Decisions to stop immunotherapy relied on:

  1. Clinical improvement (65%)
  2. Normalization of CSF/serum anti-NMDAR antibodies (20%)
  3. Brain MRI/EEG normalization (10%)
  4. mRS score ≤2 (5%)

The reliance on clinical judgment over biomarkers reflects limited access to antibody testing in some regions and underscores the need for standardized biomarkers of remission.


Regional and Global Comparisons

Plasma Exchange Utilization

Chinese pediatric neurologists used plasma exchange less frequently (15%) than adult neurologists globally (35% in Bartolini et al.), likely due to procedural risks in children.

First-Line Rechallenge

In cases of first-line failure, 45% of Chinese clinicians repeated methylprednisolone/IVIG before escalating, mirroring Kahn et al.’s U.S.-centric findings. Bartolini et al., however, noted global variability, with European clinicians favoring earlier escalation.

Second-Line Agent Preferences

Rituximab’s dominance in China (78%) aligns with its global ascendancy over cyclophosphamide, driven by superior safety and retrospective efficacy data. However, Bartolini et al. reported higher combination therapy use (e.g., rituximab + cyclophosphamide) outside China, suggesting regional preference differences.

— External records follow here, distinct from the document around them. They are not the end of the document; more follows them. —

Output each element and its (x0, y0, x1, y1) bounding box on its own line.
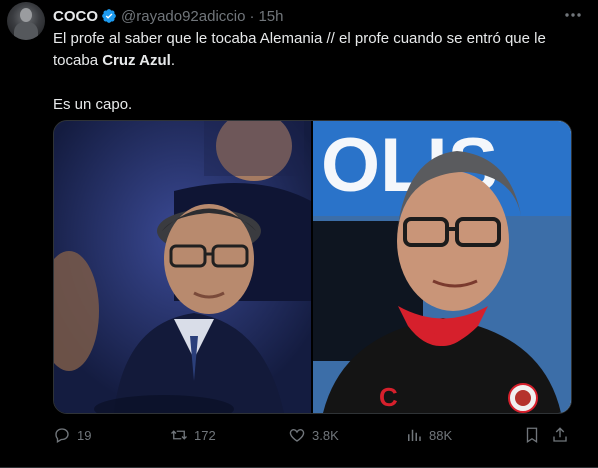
avatar[interactable] (7, 2, 45, 40)
verified-badge-icon (102, 9, 116, 23)
separator-dot: · (249, 7, 255, 25)
views-action[interactable]: 88K (405, 425, 452, 445)
reply-icon (55, 428, 69, 443)
more-options-icon[interactable] (562, 6, 584, 24)
repost-count: 172 (194, 427, 216, 443)
avatar-head (20, 8, 32, 22)
reply-count: 19 (77, 427, 92, 443)
media-grid[interactable]: OLIS C (53, 120, 572, 414)
man-with-glasses-suit-photo (54, 121, 311, 413)
author-name[interactable]: COCO (53, 8, 98, 25)
views-count: 88K (429, 427, 453, 443)
tweet[interactable]: COCO @rayado92adiccio · 15h El profe al … (0, 0, 598, 468)
like-action[interactable]: 3.8K (288, 425, 339, 445)
repost-action[interactable]: 172 (170, 425, 216, 445)
tweet-text-line2: Es un capo. (53, 96, 133, 113)
tweet-header: COCO @rayado92adiccio · 15h (53, 6, 284, 26)
bar-chart-icon (408, 429, 421, 441)
reply-action[interactable]: 19 (53, 425, 91, 445)
bookmark-action[interactable] (523, 425, 547, 445)
tweet-text-line1: El profe al saber que le tocaba Alemania… (53, 30, 546, 69)
media-photo-left[interactable] (54, 121, 313, 413)
tweet-text: El profe al saber que le tocaba Alemania… (53, 28, 573, 116)
media-photo-right[interactable]: OLIS C (313, 121, 571, 413)
man-with-glasses-jersey-photo: OLIS C (313, 121, 571, 413)
share-icon (553, 427, 567, 442)
svg-text:C: C (379, 382, 398, 412)
avatar-body (14, 22, 38, 40)
bookmark-icon (526, 427, 538, 444)
like-count: 3.8K (312, 427, 339, 443)
tweet-actions: 19 172 3.8K 88K (53, 425, 573, 445)
heart-icon (289, 429, 305, 442)
tweet-time[interactable]: 15h (258, 8, 283, 25)
share-action[interactable] (551, 425, 575, 445)
author-handle[interactable]: @rayado92adiccio (121, 8, 245, 25)
repost-icon (171, 430, 187, 440)
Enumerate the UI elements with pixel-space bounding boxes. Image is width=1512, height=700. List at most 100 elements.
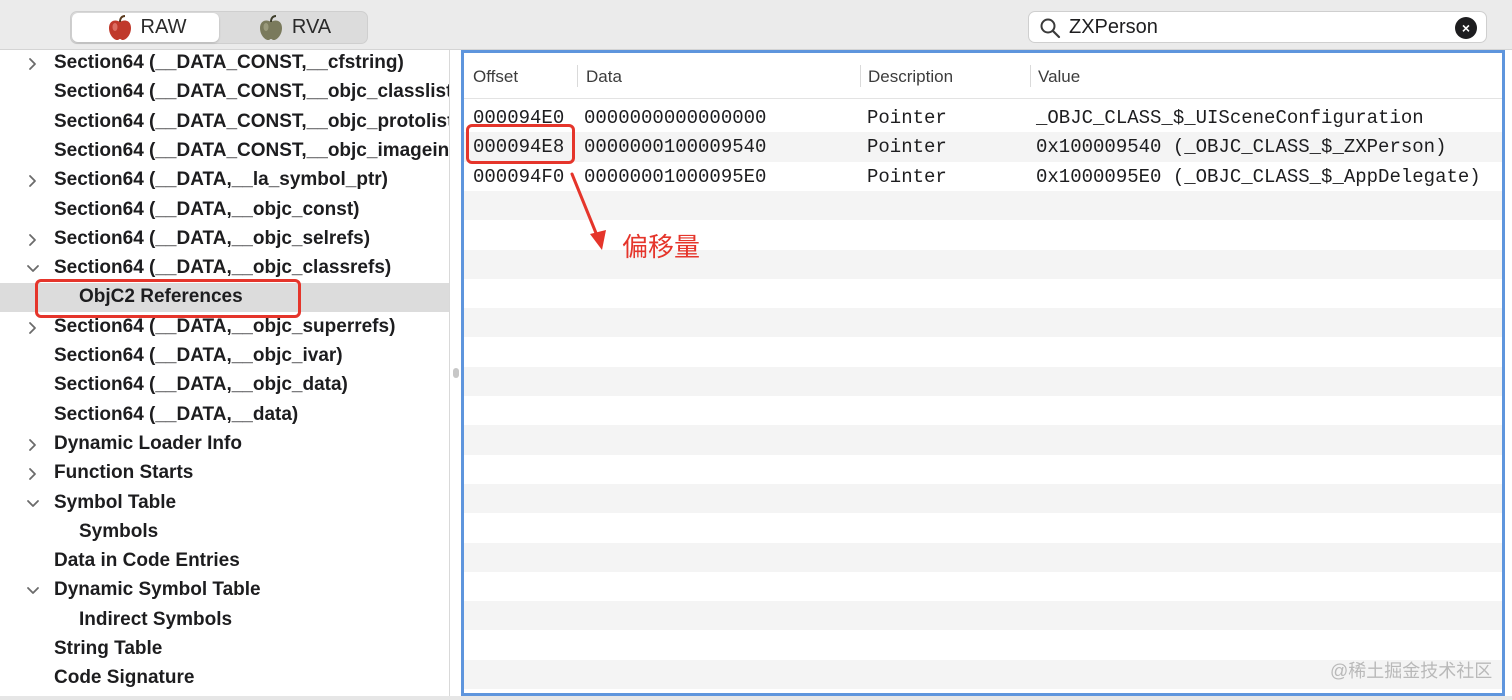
detail-table: Offset Data Description Value 000094E0 00… bbox=[461, 50, 1505, 696]
sidebar-tree: Section64 (__DATA_CONST,__cfstring) Secti… bbox=[0, 50, 450, 696]
sidebar-item[interactable]: Section64 (__DATA,__la_symbol_ptr) bbox=[0, 166, 449, 195]
chevron-down-icon[interactable] bbox=[25, 496, 41, 512]
sidebar-item-label: Function Starts bbox=[54, 462, 194, 484]
offset-cell: 000094F0 bbox=[473, 165, 565, 188]
empty-table-row bbox=[464, 513, 1502, 542]
empty-table-row bbox=[464, 279, 1502, 308]
apple-icon bbox=[108, 14, 131, 40]
sidebar-item-label: Dynamic Loader Info bbox=[54, 432, 242, 454]
sidebar-item-label: Section64 (__DATA_CONST,__cfstring) bbox=[54, 52, 404, 73]
sidebar-item[interactable]: Section64 (__DATA_CONST,__objc_classlist… bbox=[0, 78, 450, 107]
column-header-value[interactable]: Value bbox=[1038, 67, 1080, 87]
table-row[interactable]: 000094E8 0000000100009540 Pointer 0x1000095… bbox=[464, 132, 1502, 162]
empty-table-row bbox=[464, 630, 1502, 659]
sidebar-item[interactable]: String Table bbox=[0, 635, 449, 664]
column-separator bbox=[860, 65, 861, 87]
empty-table-row bbox=[464, 425, 1502, 455]
sidebar-item-label: Code Signature bbox=[54, 667, 195, 689]
offset-annotation-label: 偏移量 bbox=[622, 232, 701, 262]
sidebar-item[interactable]: Section64 (__DATA,__objc_classrefs) bbox=[0, 254, 449, 283]
sidebar-item-label: Symbol Table bbox=[54, 491, 177, 513]
sidebar-item[interactable]: Indirect Symbols bbox=[0, 606, 449, 635]
sidebar-item-label: Data in Code Entries bbox=[54, 550, 240, 572]
value-cell: _OBJC_CLASS_$_UISceneConfiguration bbox=[1036, 107, 1424, 129]
search-field[interactable]: × bbox=[1028, 11, 1487, 43]
sidebar-item[interactable]: Data in Code Entries bbox=[0, 547, 449, 576]
empty-table-row bbox=[464, 689, 1502, 693]
sidebar-item-label: Symbols bbox=[79, 520, 159, 542]
empty-table-row bbox=[464, 337, 1502, 366]
column-header-offset[interactable]: Offset bbox=[473, 67, 518, 87]
offset-cell: 000094E0 bbox=[473, 107, 565, 129]
view-mode-segmented-control: RAW RVA bbox=[70, 11, 368, 44]
table-header: Offset Data Description Value bbox=[464, 53, 1502, 99]
sidebar-item-label: Section64 (__DATA,__data) bbox=[54, 403, 299, 425]
sidebar-item-label: Section64 (__DATA,__objc_data) bbox=[54, 374, 348, 396]
empty-table-row bbox=[464, 396, 1502, 425]
sidebar-item[interactable]: Section64 (__DATA,__objc_ivar) bbox=[0, 342, 449, 371]
sidebar-item-label: ObjC2 References bbox=[79, 286, 243, 308]
search-input[interactable] bbox=[1069, 14, 1439, 40]
clear-search-icon[interactable]: × bbox=[1455, 17, 1477, 39]
value-cell: 0x1000095E0 (_OBJC_CLASS_$_AppDelegate) bbox=[1036, 165, 1481, 188]
sidebar-item-label: Section64 (__DATA_CONST,__objc_classlist… bbox=[54, 81, 450, 103]
column-separator bbox=[577, 65, 578, 87]
sidebar-item[interactable]: Section64 (__DATA,__data) bbox=[0, 401, 449, 430]
sidebar-item-label: Section64 (__DATA_CONST,__objc_imageinfo… bbox=[54, 139, 450, 161]
chevron-right-icon[interactable] bbox=[25, 320, 41, 336]
chevron-down-icon[interactable] bbox=[25, 261, 41, 277]
sidebar-item[interactable]: Section64 (__DATA,__objc_const) bbox=[0, 196, 449, 225]
description-cell: Pointer bbox=[867, 136, 947, 159]
sidebar-item[interactable]: Section64 (__DATA,__objc_selrefs) bbox=[0, 225, 449, 254]
chevron-right-icon[interactable] bbox=[25, 56, 41, 72]
sidebar-item-label: Section64 (__DATA,__objc_classrefs) bbox=[54, 257, 392, 279]
sidebar-item[interactable]: Function Starts bbox=[0, 459, 449, 488]
sidebar-item[interactable]: Symbols bbox=[0, 518, 449, 547]
sidebar-item[interactable]: Section64 (__DATA,__objc_data) bbox=[0, 371, 449, 400]
sidebar-item-label: Section64 (__DATA_CONST,__objc_protolist… bbox=[54, 110, 450, 132]
column-header-description[interactable]: Description bbox=[868, 67, 953, 87]
raw-segment-label: RAW bbox=[140, 16, 187, 38]
empty-table-row bbox=[464, 483, 1502, 514]
description-cell: Pointer bbox=[867, 107, 947, 129]
rva-segment-button[interactable]: RVA bbox=[220, 13, 367, 42]
empty-table-row bbox=[464, 601, 1502, 631]
sidebar-item[interactable]: ObjC2 References bbox=[0, 283, 449, 313]
chevron-right-icon[interactable] bbox=[25, 232, 41, 248]
sidebar-item-label: Section64 (__DATA,__objc_superrefs) bbox=[54, 315, 396, 337]
sidebar-item-label: Section64 (__DATA,__objc_ivar) bbox=[54, 345, 343, 366]
search-icon bbox=[1040, 18, 1061, 39]
sidebar-item[interactable]: Dynamic Loader Info bbox=[0, 430, 449, 459]
sidebar-item-label: Section64 (__DATA,__objc_selrefs) bbox=[54, 227, 371, 249]
chevron-right-icon[interactable] bbox=[25, 173, 41, 189]
raw-segment-button[interactable]: RAW bbox=[72, 13, 219, 42]
annotation-arrow-icon bbox=[570, 172, 606, 250]
empty-table-row bbox=[464, 308, 1502, 338]
sidebar-item-label: Dynamic Symbol Table bbox=[54, 579, 261, 601]
window-bottom-edge bbox=[0, 696, 1512, 700]
value-cell: 0x100009540 (_OBJC_CLASS_$_ZXPerson) bbox=[1036, 136, 1447, 159]
chevron-right-icon[interactable] bbox=[25, 437, 41, 453]
description-cell: Pointer bbox=[867, 165, 947, 188]
sidebar-item[interactable]: Section64 (__DATA,__objc_superrefs) bbox=[0, 313, 449, 342]
sidebar-item[interactable]: Symbol Table bbox=[0, 489, 449, 518]
offset-cell: 000094E8 bbox=[473, 136, 565, 159]
column-header-data[interactable]: Data bbox=[586, 67, 622, 87]
empty-table-row bbox=[464, 455, 1502, 484]
data-cell: 0000000000000000 bbox=[584, 107, 767, 129]
sidebar-item[interactable]: Section64 (__DATA_CONST,__cfstring) bbox=[0, 50, 449, 78]
chevron-right-icon[interactable] bbox=[25, 466, 41, 482]
data-cell: 0000000100009540 bbox=[584, 136, 767, 159]
empty-table-row bbox=[464, 366, 1502, 396]
table-row[interactable]: 000094E0 0000000000000000 Pointer _OBJC_CLA… bbox=[464, 103, 1502, 132]
chevron-down-icon[interactable] bbox=[25, 583, 41, 599]
sidebar-item-label: Indirect Symbols bbox=[79, 608, 233, 630]
sidebar-item[interactable]: Section64 (__DATA_CONST,__objc_protolist… bbox=[0, 108, 450, 137]
sidebar-item[interactable]: Dynamic Symbol Table bbox=[0, 576, 449, 605]
sidebar-item[interactable]: Section64 (__DATA_CONST,__objc_imageinfo… bbox=[0, 137, 450, 166]
sidebar-item-label: String Table bbox=[54, 638, 163, 659]
empty-table-row bbox=[464, 572, 1502, 601]
split-view-divider[interactable] bbox=[453, 368, 459, 378]
sidebar-item[interactable]: Code Signature bbox=[0, 664, 449, 693]
watermark: @稀土掘金技术社区 bbox=[1330, 661, 1493, 681]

Unresolved Challenges and Future Directions

  1. Optimal First-Line Duration: Prolonged regimens (3–6 months) lack robust evidence, necessitating trials correlating duration with relapse rates.
  2. CD19+ B Cell Monitoring: Underutilization persists despite its potential to optimize rituximab dosing and reduce adverse effects.
  3. Long-Term Immunosuppression: Clarifying its role requires prospective studies evaluating mycophenolate/azathioprine efficacy.
  4. Biomarker-Driven Discontinuation: Standardized antibody testing and MRI/EEG criteria are needed to reduce subjective decision-making.

Study Limitations

The survey’s exclusive focus on China limits generalizability, and respondent bias may skew results toward tertiary-center practices. Ambiguities in survey questions (e.g., “clinical improvement”) and exclusion of alternative second-line agents (e.g., tacrolimus) further constrain data interpretation.


Conclusion

This survey illuminates China’s therapeutic landscape for pediatric anti-NMDAR encephalitis, revealing consensus areas with global practices (e.g., methylprednisolone/IVIG first-line, rituximab second-line) and unresolved issues (e.g., CD19+ monitoring, long-term immunosuppression). Multinational collaborations and randomized trials are imperative to transform these insights into standardized, evidence-based protocols.